吉田 孝
日本の律令国家は、中国から継受した律令制と、氏族制との二重の構造からなっていたので、律令制の成立と解体という視角だけでは、歴史の表層しか捉えられない。律令制が解体し始めるとされる天平時代は、律令国家の支配体制が氏族制的な社会に浸透してゆく時期であり、律令制と社会との交渉のなかから、平安前期に、日本的な国制・文化の原型が生まれてくるのではないか、という構想を私は懐いているが、残された問題が多い。この名誉ある受賞を、その課題への出発点としたい。
『律令国家と古代の社会』平野邦雄
久方ぶりに古代史の、そのもっともオーソドックスな分野について、わたしたちは本格的な論考を得ることができた。本書の扱う範囲は、八世紀を中心とする律令国家の公地・公民制、つまり編戸・班田・力役などについての法制から、家(宅)・氏族・集落、さらに交易という社会・経済の態様にまでおよんでいるが、法制を、たえずその成員基盤である社会・経済から問い直すというひろい視野に立っために、それらの有機性・一貫性が保たれているのである。
その手法は、日・唐をふくむアジアの視点から、律令をその法案だけでなく、立法の論理にまでさかのぽって相互に比較し、背後にある社会構造のちがいを正確にほりおこしていく。

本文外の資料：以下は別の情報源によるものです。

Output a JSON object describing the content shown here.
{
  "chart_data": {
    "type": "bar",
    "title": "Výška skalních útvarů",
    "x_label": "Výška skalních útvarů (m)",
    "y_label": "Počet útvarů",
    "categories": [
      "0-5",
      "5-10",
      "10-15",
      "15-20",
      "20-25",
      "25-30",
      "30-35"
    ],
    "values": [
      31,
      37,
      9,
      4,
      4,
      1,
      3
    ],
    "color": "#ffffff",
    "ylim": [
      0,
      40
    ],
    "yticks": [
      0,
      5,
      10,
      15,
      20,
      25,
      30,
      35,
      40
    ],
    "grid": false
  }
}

それとともに、わが国の社会の実態について、基底にあるイへ(ヤケ)・ウヂ・ムラや、在地における交易の機能を、きわめて歴史的・実証的な方法で一つ一つ解きほぐしていくのである。
このようにして、法と社会の接点が見事に浮び上り、歴史家としての透徹した展望がひらかれている。これは長年にわたる研究なくして生まれうる成果ではないが、また長年の研究だけで生まれる性質のものでもない。そこには歴史的事実の分析におけるなみなみならぬ氏の力量を感ずることができる。
吉田氏はこのような成果をさらに大成されることであろう。